Geodesics of Quantum Feature Maps on the Space of Quantum Operators
Andrew Vlasic
TL;DR
The paper addresses how real-world data, viewed as a smooth Riemannian manifold, deforms when encoded into the space of quantum operators, specifically a subset $U(M)$ of $\mathrm{SU}(2^N)$. It develops a ground-up, rigorous Riemannian framework for the codomain of quantum feature maps arising from Hamiltonian encodings, deriving Tangent spaces, a compatible metric, curvature, and notions of volume and harmonic maps. Key contributions include showing a bijection between geodesics on the data manifold and on the quantum-operator codomain, providing closed-form curvature expressions, and constructing explicit frames and covectors that reveal how data geometry influences quantum circuits. These results offer a principled way to analyze information loss and data-induced deformation in quantum circuits, with implications for selecting encoding schemes and understanding layer-wise geometric effects on performance.
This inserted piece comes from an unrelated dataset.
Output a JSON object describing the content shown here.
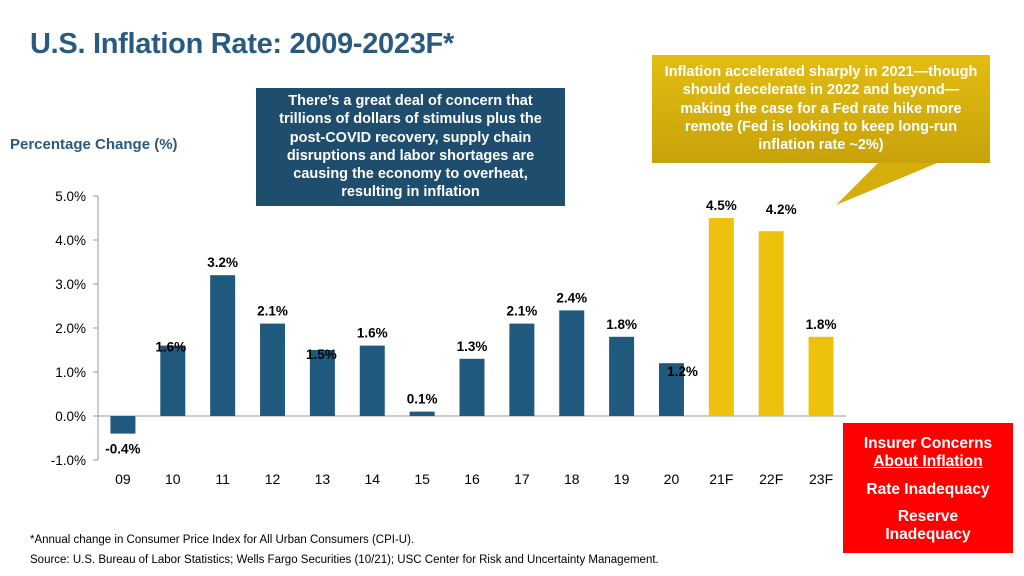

Overall, the work supplies a mathematical bridge between data geometry and quantum circuit deformation, enabling geometry-aware design and analysis of quantum feature maps.
Abstract
This manuscript rigorously displays how the Riemannian structure of a point cloud--taking the manifold hypothesis--impacts the encoded subspace of quantum gates, exhibiting a direct effect of data on quantum circuits. Selecting a scheme to encode real-world data onto a quantum circuit, or quantum feature map, is an essential step in quantum machine learning. There have been many proposed encoding schemes and proposed techniques to test the efficacy of a map. However, very few techniques address how the data is 'deformed' when mapped to quantum state space--complex projective space--or the state of quantum operators--the Lie group of (special) unitary operators--and the potential downstream effects on an algorithm. This paper takes the assumption that a point cloud is a smooth Riemannian manifold and establishes a rigorous computational/theoretical framework to study how an encoding scheme deforms this geometry once mapped to the space of quantum operators, $\SU(2^N)$. Since the Riemannian manifold structure of the codomain of a quantum feature map has yet to be formalized, this rigorous framework is required to ensure the validity of analysis. Using a ground-up approach, we mathematically establish a Riemannian geometry for a general class of Hamiltonian quantum feature maps--which describes the vast majority of encoding methods--that are induced from a given Euclidean embedded manifold. We then establish analytic and computational tangible forms for curvature, volume, frames and coframes, and harmonic maps, which is the main tool for deformation analysis. Interestingly, the form of vector fields, and by extension, the form of covector fields, shows the interconnection between the change of a path on the real embedded manifold influences the change of a path in the respective subspace of special unitary operators, revealing the effect data has on a quantum circuit.